Бюллетень сибирской медицины (Jul 2017)
The role of the microbiota components in modification of the immune response in some cases of chronic obstructive pulmonary disease
Abstract
Background. According to the World Health Organization, chronic obstructive pulmonary disease (COPD) is one of the leading causes of morbidity and mortality in the world. COPD with frequent exacerbations is a most challenging variant of the disease. Currently it is not clear how respiratory microbiota can modify the immune response in this disease.Aim. To establish the role of bacterial oligonucleotides in modification of the immune response in patients with COPD.Materials and мethods. In accordance with the protocol of the study, 10 patients with stable COPD with frequent exacerbations and 10 patients without frequent exacerbations were included.

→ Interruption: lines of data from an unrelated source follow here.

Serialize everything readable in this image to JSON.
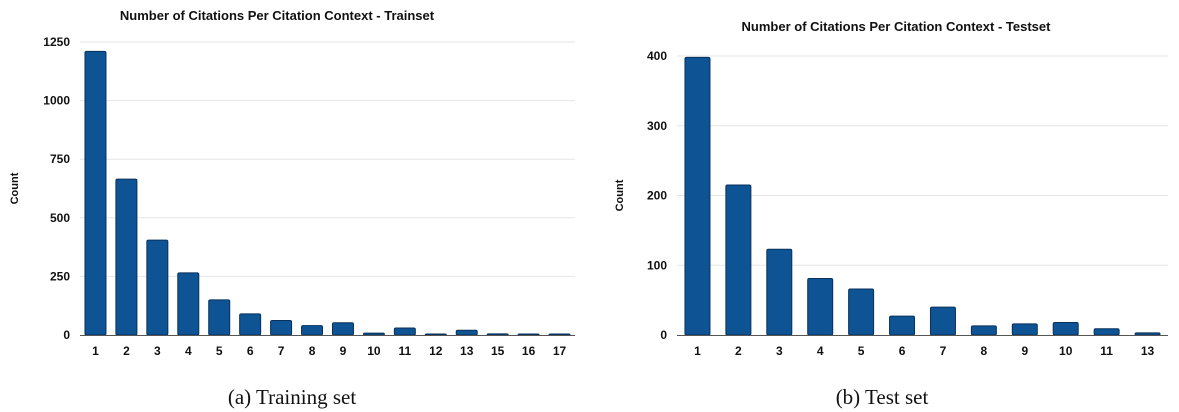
{
  "chart_data": [
    {
      "type": "bar",
      "title": "Number of Citations Per Citation Context - Trainset",
      "xlabel": "",
      "ylabel": "Count",
      "ylim": [
        0,
        1250
      ],
      "yticks": [
        0,
        250,
        500,
        750,
        1000,
        1250
      ],
      "categories": [
        "1",
        "2",
        "3",
        "4",
        "5",
        "6",
        "7",
        "8",
        "9",
        "10",
        "11",
        "12",
        "13",
        "15",
        "16",
        "17"
      ],
      "values": [
        1210,
        665,
        405,
        265,
        150,
        90,
        62,
        40,
        52,
        8,
        30,
        4,
        20,
        5,
        2,
        2
      ],
      "grid": true,
      "caption": "(a) Training set"
    },
    {
      "type": "bar",
      "title": "Number of Citations Per Citation Context - Testset",
      "xlabel": "",
      "ylabel": "Count",
      "ylim": [
        0,
        400
      ],
      "yticks": [
        0,
        100,
        200,
        300,
        400
      ],
      "categories": [
        "1",
        "2",
        "3",
        "4",
        "5",
        "6",
        "7",
        "8",
        "9",
        "10",
        "11",
        "13"
      ],
      "values": [
        398,
        215,
        123,
        81,
        66,
        27,
        40,
        13,
        16,
        18,
        9,
        3
      ],
      "grid": true,
      "caption": "(b) Test set"
    }
  ],
  "colors": {
    "bar": "#0e5394",
    "bar_edge": "#08325c"
  }
}
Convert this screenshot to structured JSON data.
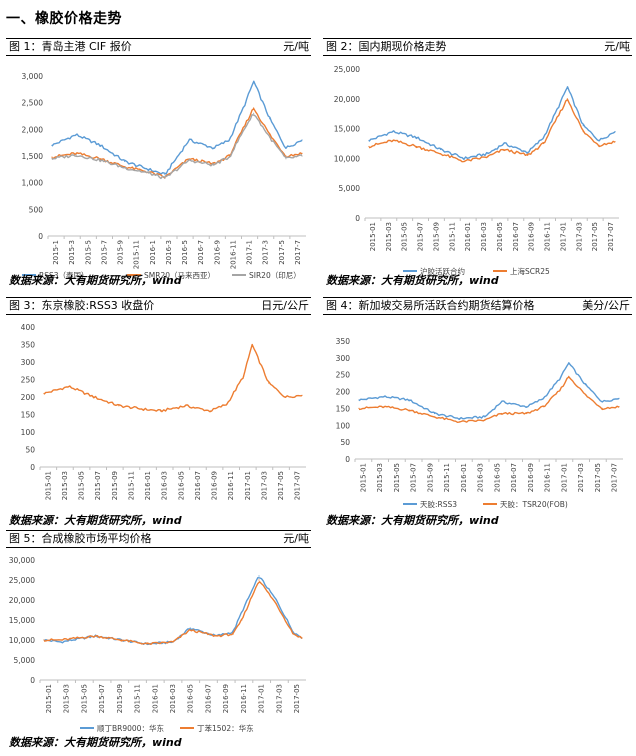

Immature dendritic cells were obtained by culturing the monocyte fraction of the peripheral blood of patients with COPD. The cells were stimulated by addition of bacterial lipopolysaccharide and small oligodeoxynucleotides (CpG-ODN) of A or B classes. Then the immunophenotypical profile of the obtained cells was determined by flow-cytometry with the use of monoclonal antibodies to antigens CD40, CD83, CD86. To determine the antigen-presenting properties, these dendritic cells were cultivated with CD4+, and then the phenotypic profile of the obtained T-lymphocytes was evaluated by using antibodies to CD4, CD25, CD127, and CD45RO.Results. Cultivation of stimulated dendritic cells by СpG-ODN of A class with T-cells in COPD patients without exacerbations leads to an increase of the amount of lymphocytes of CD25+CD45RO phenotype (15% increase after stimulation), in contrast to the group of patients with frequent exacerbations of COPD (p = 0,018). It may indicate inadequate control of persistent inflammation, mediated by CD25+CD45RO pool of cells in the group of COPD patients with frequent exacerbations.Conclusion. This study demonstrated the presence of discoordination of the immune response of a bidirectional nature in patients with COPD with frequent and infrequent exacerbations.